Recent Updates

Squiggle AI & Sonnet 3.7

We've updated Squiggle AI to use the new Anthropic Sonnet 3.7 model. In our limited experimentation with it so far, it seems like this model is capable of making significantly longer Squiggle models (roughly ~200 lines to ~500 lines), but that it takes an equivalently higher cost and time to do so. Frustratingly, this means that with the default Bubble Tea example it often isn't capable of fully debugging its first results within the limits, but other prompts seem to do better.

The system still makes a decent number of mistakes, especially with search & replace for some reason (I've been surprised that this aspect has proven so challenging so far). Also, it often hits the top Anthropic rate limits for our tier (I believe this is Tier 4). I get the impression that non-Enterprise tier limits are just far too low for many interesting experiments and usage patterns.

We haven't explored the new "Extended Thinking" functionality yet. In theory this could improve performance with code generation and fixing, but we'll need to do further testing to find out.

We've increased the price and time limits for now. If usage gets to be too high, we'll limit these.

Do feel free to try the new version out! Any feedback is greatly appreciated. Do expect errors. Remember that if you hit our rate limits, you can use your own Anthropic key.

Effective Altruism Global

Last weekend I attended EA Global: Bay Area 2025. I held a 1-hour Squiggle workshop, similar to the one I gave previously there, but with more emphasis on Squiggle AI. Approximately 60 people showed up to the event, and around 10 stayed a while later for my office hours.

I had a few good conversations with enthusiastic Squiggle users. Also, I've learned about a few potential groups potentially excited in working on or funding the field of Epistemic AI sometime. I really hope this field starts taking off, it feels like it's been a long time coming.

Other Work

In the last two months, we've been spending a lot of time on both funding applications and some EA client work. Funding has been a highly significant bottleneck recently. Fingers crossed that this gets resolved in the next few months and we can get back into intense work mode on our main projects.

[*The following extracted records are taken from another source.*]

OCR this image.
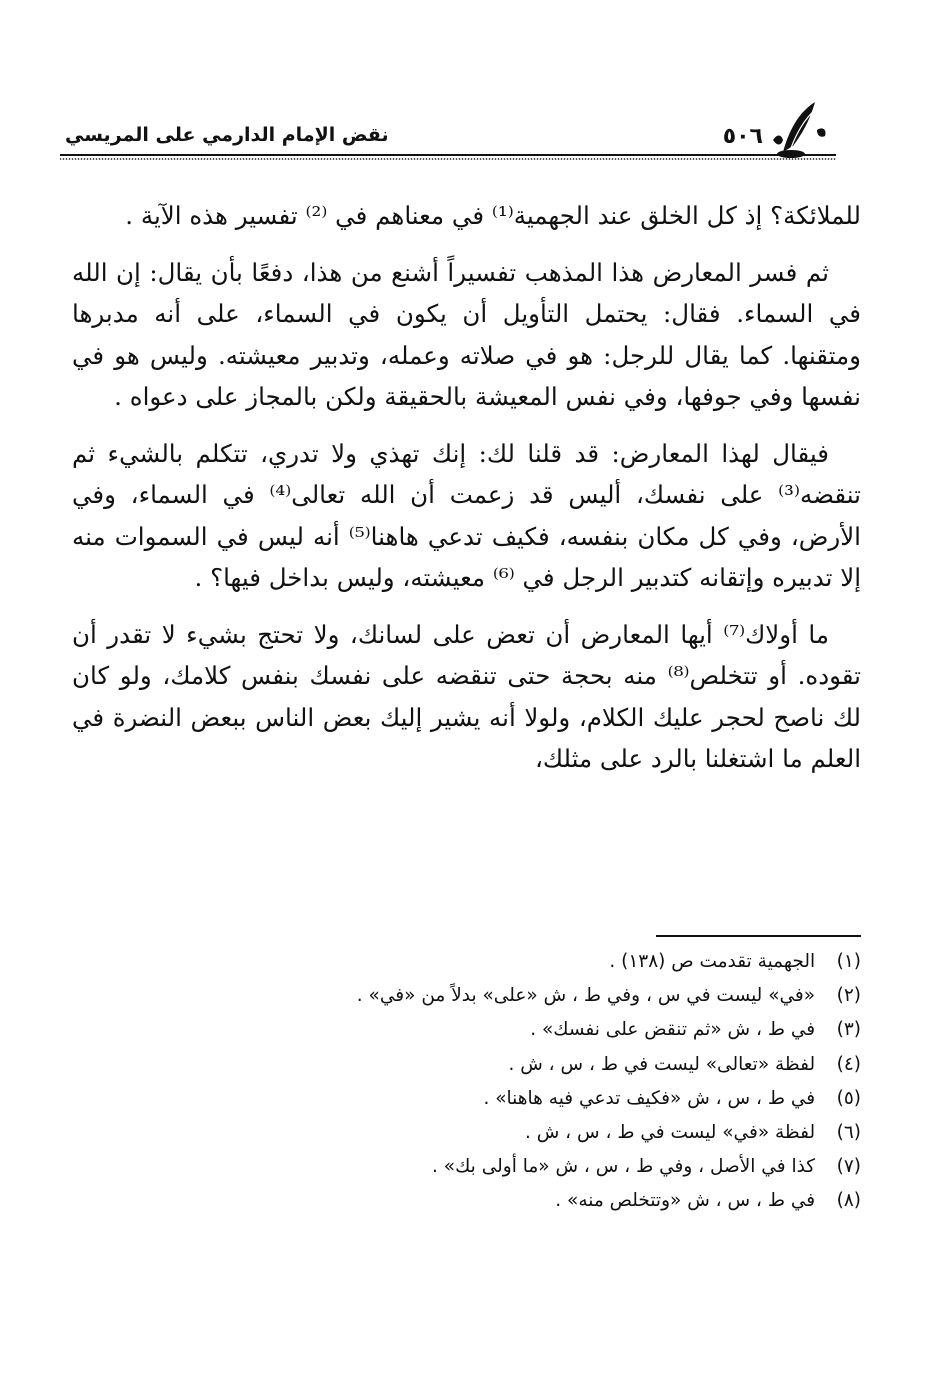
نقض الإمام الدارمي على المريسي	٥٠٦

للملائكة؟ إذ كل الخلق عند الجهمية⁽¹⁾ في معناهم في ⁽²⁾ تفسير هذه الآية .

ثم فسر المعارض هذا المذهب تفسيراً أشنع من هذا، دفعًا بأن يقال: إن الله في السماء. فقال: يحتمل التأويل أن يكون في السماء، على أنه مدبرها ومتقنها. كما يقال للرجل: هو في صلاته وعمله، وتدبير معيشته. وليس هو في نفسها وفي جوفها، وفي نفس المعيشة بالحقيقة ولكن بالمجاز على دعواه .

فيقال لهذا المعارض: قد قلنا لك: إنك تهذي ولا تدري، تتكلم بالشيء ثم تنقضه⁽³⁾ على نفسك، أليس قد زعمت أن الله تعالى⁽⁴⁾ في السماء، وفي الأرض، وفي كل مكان بنفسه، فكيف تدعي هاهنا⁽⁵⁾ أنه ليس في السموات منه إلا تدبيره وإتقانه كتدبير الرجل في ⁽⁶⁾ معيشته، وليس بداخل فيها؟ .

ما أولاك⁽⁷⁾ أيها المعارض أن تعض على لسانك، ولا تحتج بشيء لا تقدر أن تقوده. أو تتخلص⁽⁸⁾ منه بحجة حتى تنقضه على نفسك بنفس كلامك، ولو كان لك ناصح لحجر عليك الكلام، ولولا أنه يشير إليك بعض الناس ببعض النضرة في العلم ما اشتغلنا بالرد على مثلك،

(١) الجهمية تقدمت ص (١٣٨) .
(٢) «في» ليست في س ، وفي ط ، ش «على» بدلاً من «في» .
(٣) في ط ، ش «ثم تنقض على نفسك» .
(٤) لفظة «تعالى» ليست في ط ، س ، ش .
(٥) في ط ، س ، ش «فكيف تدعي فيه هاهنا» .
(٦) لفظة «في» ليست في ط ، س ، ش .
(٧) كذا في الأصل ، وفي ط ، س ، ش «ما أولى بك» .
(٨) في ط ، س ، ش «وتتخلص منه» .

One benefit of fundraising is that it forced us to spend time thinking through and outlining potential projects for the next year. Overall I'm feeling most bullish on things that could potentially lead to significant advances in the area of AI and Epistemics. This means less attention on regular features for Squiggle, and more on experiments and evaluations that might scale with better LLMs.

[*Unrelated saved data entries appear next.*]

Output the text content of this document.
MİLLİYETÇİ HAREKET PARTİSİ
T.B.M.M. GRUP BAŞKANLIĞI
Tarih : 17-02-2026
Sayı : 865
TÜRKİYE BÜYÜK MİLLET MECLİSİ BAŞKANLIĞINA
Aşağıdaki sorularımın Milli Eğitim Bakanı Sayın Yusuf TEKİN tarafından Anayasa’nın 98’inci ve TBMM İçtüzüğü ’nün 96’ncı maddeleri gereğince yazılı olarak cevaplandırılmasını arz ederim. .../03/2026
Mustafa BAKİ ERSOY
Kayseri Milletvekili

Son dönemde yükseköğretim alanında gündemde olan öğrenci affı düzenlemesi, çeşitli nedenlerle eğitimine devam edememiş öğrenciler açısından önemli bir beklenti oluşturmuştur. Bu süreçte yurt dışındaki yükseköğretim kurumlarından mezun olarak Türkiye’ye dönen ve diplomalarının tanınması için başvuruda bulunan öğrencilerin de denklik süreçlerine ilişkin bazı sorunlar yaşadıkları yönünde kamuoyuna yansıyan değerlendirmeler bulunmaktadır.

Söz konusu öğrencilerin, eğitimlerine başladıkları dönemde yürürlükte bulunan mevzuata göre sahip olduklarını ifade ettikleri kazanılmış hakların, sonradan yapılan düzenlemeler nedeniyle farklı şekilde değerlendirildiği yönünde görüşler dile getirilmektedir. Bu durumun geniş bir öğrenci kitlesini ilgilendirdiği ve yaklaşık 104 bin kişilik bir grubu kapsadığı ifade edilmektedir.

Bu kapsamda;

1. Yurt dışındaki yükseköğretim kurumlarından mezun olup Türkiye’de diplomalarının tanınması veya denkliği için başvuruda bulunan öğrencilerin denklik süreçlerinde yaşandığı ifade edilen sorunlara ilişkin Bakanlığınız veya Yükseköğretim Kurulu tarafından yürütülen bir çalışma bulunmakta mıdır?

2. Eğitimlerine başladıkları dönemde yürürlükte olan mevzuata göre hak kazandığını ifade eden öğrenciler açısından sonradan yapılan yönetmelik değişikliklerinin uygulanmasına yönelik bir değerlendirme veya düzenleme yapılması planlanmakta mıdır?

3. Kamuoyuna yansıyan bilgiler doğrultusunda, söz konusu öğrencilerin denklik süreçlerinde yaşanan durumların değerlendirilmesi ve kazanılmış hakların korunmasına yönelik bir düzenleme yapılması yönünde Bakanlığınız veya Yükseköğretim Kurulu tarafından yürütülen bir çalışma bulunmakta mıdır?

AI is progressing quickly and chaotically now. This makes it very difficult to make long-term plans, but also could mean that the right projects and writing might have outsized impact.

Epistemic AI Hackathon, March 3

Some friends are holding an open "AI for Epistemics hackathon" soon, I'm planning on attending. I personally plan to use the event primarily as an opportunity to chat with others in the space. I assume it will be a friendly event, more focused on encouraging work in the area than being highly competitive.